III. Regional Plan Impact Mapping
Many areas of the country have reputations for strong managed care influence. We can evaluate payer impact for each zip code, as illustrated below:

These zip code-level measurements are aggregated to assess the relative influence of payers vs. other factors driving physician prescribing decisions in each sales territory. This mapping will help determine changes to field sales staffing levels and deployment. It will improve territory design by directing increases in field sales coverage to the areas where representatives will have more impact, with reductions in areas highly driven by managed care.
IV. Physician Level Managed Care Favorability and Adherence
Many targeting systems include physician level "managed care scores." We believe that consideration of managed care impact on physician targeting must go beyond use of these scores because individual physicians are not influenced by plan position and control to the same degree. It is important to understand Managed Care Favorability and Managed Care Adherence for each individual physician when determining how to best allocate sales and marketing resources.
- Managed Care Favorability considers both formulary position and control exerted by the plans reimbursing patients' Rxs. Managed Care Favorability defines the "expected share" in light of the underlying payer mix.

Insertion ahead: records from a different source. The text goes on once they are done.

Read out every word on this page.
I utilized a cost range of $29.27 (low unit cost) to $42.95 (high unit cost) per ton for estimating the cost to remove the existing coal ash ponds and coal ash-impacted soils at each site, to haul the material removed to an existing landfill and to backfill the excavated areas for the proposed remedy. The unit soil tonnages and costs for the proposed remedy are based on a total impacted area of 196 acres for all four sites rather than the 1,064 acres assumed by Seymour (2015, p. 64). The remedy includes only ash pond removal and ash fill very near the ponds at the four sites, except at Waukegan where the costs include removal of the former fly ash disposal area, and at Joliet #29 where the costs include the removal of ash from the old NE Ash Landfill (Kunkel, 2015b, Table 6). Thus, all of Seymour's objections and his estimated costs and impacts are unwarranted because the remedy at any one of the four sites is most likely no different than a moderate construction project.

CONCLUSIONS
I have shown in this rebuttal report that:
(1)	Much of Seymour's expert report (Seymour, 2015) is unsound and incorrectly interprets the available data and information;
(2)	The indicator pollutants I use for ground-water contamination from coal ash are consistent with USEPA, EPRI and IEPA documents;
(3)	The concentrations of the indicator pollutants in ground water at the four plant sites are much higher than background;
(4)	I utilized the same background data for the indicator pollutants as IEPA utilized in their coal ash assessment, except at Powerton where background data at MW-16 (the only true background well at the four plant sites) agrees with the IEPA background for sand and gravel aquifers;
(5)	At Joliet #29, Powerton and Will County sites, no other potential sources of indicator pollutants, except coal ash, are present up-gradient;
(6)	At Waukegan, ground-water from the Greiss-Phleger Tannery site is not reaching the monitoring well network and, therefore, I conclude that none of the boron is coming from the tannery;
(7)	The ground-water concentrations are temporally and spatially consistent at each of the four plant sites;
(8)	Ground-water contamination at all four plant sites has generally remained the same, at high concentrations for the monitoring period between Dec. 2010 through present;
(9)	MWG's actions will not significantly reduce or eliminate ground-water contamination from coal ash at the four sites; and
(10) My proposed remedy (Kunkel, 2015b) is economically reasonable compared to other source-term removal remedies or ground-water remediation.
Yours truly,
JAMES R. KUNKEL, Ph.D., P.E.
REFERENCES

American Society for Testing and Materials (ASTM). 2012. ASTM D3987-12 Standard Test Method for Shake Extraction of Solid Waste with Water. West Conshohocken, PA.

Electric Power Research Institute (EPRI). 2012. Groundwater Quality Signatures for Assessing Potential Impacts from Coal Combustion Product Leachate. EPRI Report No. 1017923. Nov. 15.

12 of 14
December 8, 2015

- Managed Care Adherence is the degree to which plan formularies impact each physician's prescribing decisions, across multiple categories and products. More adherent physicians will exhibit higher actual shares for most formulary advantaged products, and less to most of the disadvantaged alternatives. It is also possible to determine if adherence is driven by payer mix consisting of high control plans vs. individual physician behavior.
If your brand's formulary position is weak, then adherent physicians who strictly follow formulary positions would be placed lower in the targeting hierarchy. However, those that do not strictly adhere to payer formularies should be distinguished from those who do, since they are likely to be more responsive to your promotional activity. Avoiding wholesale abandonment of these physicians may be as important as directing additional resources to adherent physicians with strong managed care positions. Physician adherence can be combined with Managed Care Favorability to direct targeting and tailor messaging, as highlighted below:

Managed Care Favorability and Adherence can also be evaluated for each territory to enable development of fair, "same-stretch" goals for incentive compensation.
COMPLETE MANAGED CARE MANAGEMENT SYSTEM
MCImpact delivers a thorough and comprehensive analysis of payer impact on physician prescribing. It provides a complete line of sight to link development of managed care strategies that offer brand growth potential with field sales decisions that will maximize the growth realized.